Dijo : --Pero ¿cómo?
¿Con los ojos tapados?
--Sí, señor. ¿Tú no quieres ser algo muy serio? Pues con
esto te haces el hombre más popular de España
Pues bien, un poco mosca, como el gran Sancho, me pregunta:
--Pero usted cree que eso es posible?
---Pues claro, hombre.
--Bueno, cuando usted lo dice será verdad.
Manos a la obra, nos fuimos al campo, preparamos el
tentadero, le tapé bien los ojos para que no viese por abajo, cosa a la que se
resistía, y cuando estuvo la becerra a punto, le saqué al ruedo, y le dije:
-Cuando yo te diga ahora, mueves la muleta, y así sucesivamente
hasta que te dé la voz de retirarte.
La cosa salió como estaba prevista: le dio
cinco o seis pases, es decir se los dio la becerra, él se quedó encantado, los
demás se habían divertido y yo afirmaba mis convicciones: dar pases no es lo
mismo que torear.
Como sigue siendo amigo mío, desde aquí le pido perdón por haber
aprovechado su afición para mis experimentos. También un día en casa, una
señorita, ya saben ustedes que las mujeres son muy valientes, quiso torear con
la muleta a condición de que yo estuviese a su lado; cuando pasó la becerra un
par de veces, le dije al oído: "Me voy." Le entró un pequeño temblor,
y se quedó como hipnotizada, dando pases hasta que la quitamos de allí. El
susto y la emoción le produjeron tal estado de nervios que casi no podía andar.

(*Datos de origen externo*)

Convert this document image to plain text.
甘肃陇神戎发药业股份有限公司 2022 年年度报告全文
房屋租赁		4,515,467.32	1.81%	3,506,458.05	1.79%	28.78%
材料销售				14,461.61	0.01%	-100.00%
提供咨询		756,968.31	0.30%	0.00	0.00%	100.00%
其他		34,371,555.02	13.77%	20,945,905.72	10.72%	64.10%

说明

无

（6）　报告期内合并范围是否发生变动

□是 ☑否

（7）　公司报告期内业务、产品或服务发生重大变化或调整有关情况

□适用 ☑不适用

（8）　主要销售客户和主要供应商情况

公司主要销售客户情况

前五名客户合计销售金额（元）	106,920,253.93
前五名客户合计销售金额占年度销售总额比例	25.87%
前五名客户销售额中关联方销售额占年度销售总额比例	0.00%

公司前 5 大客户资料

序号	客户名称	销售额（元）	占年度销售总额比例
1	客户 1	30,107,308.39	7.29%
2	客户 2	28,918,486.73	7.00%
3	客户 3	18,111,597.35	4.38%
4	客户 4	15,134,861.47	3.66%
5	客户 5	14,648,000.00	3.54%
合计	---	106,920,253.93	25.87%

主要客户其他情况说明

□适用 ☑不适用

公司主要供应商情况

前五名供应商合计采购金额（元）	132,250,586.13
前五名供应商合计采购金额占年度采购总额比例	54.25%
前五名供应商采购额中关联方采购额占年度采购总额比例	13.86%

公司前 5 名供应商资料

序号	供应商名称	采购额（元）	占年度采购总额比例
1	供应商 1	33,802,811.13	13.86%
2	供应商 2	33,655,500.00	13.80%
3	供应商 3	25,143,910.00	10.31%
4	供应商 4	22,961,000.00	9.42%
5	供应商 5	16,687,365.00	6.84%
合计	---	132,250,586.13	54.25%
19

Esta mujer también había dado pases, pero tampoco había toreado.
El concepto de las normas ha llegado hasta nosotros tan
desfigurado, que hace días leí una interviú en que un aficionado decía:
"De mi tiempo me gustó X, porque hasta él, los toreros echaban la pierna
adelante, pero al llegar el toro la quitaban, y X la dejaba allí." Esto
último es cierto, pero no lo es que todos los anteriores la quitaban, porque el
gran Pedro Romero, con sesenta años de edad, véase un grabado de la época,
matando un toro está cargando sobre la pierna contraria, y otro de Martincho
dando un pase con un sombrero en que también está sobre la pierna, y no digamos
Cara Ancha con el capote, y Montes, y. en fin, muchos más que no he de enumerar.
Y yo me pregunto: ¿Cómo es posible que a continuación diga usted que hoy se
torea mejor que nunca? ¿Cuántas veces han visto ustedes echarle a los toros la
pierna adelante, antes de llegar a la jurisdicción del torero? Si ha pasado
esto, yo, generalmente, lo que he visto ha sido lo contrario: cuando más, de
perfil, pero casi siempre del perfil para atrás; o lo que es lo mismo: destoreando.
Porque, repito: no es igual dar pases que torear. Bien sabe Dios que el hacer
esta aclaración no es crítica para nadie, ni siquiera critico el momento actual
de la fiesta. Yo tengo un gran respeto para todos los que visten de torero;
pero una cosa es el respeto que a mí me merezcan, y otra, muy distinta, decir
mi manera de ver el bien hacer el toreo, pues creo francamente que esto puede
repercutir en beneficio de la fiesta, y, en consecuencia, de todos los que se
visten de luces.
Con relación a los momentos actuales, se está siendo injusto
con los toreros. Son hijos de las normas que había y hay en el ambiente, están adulterados
por el clima en que se formaron, pero del que ellos son los menos responsables.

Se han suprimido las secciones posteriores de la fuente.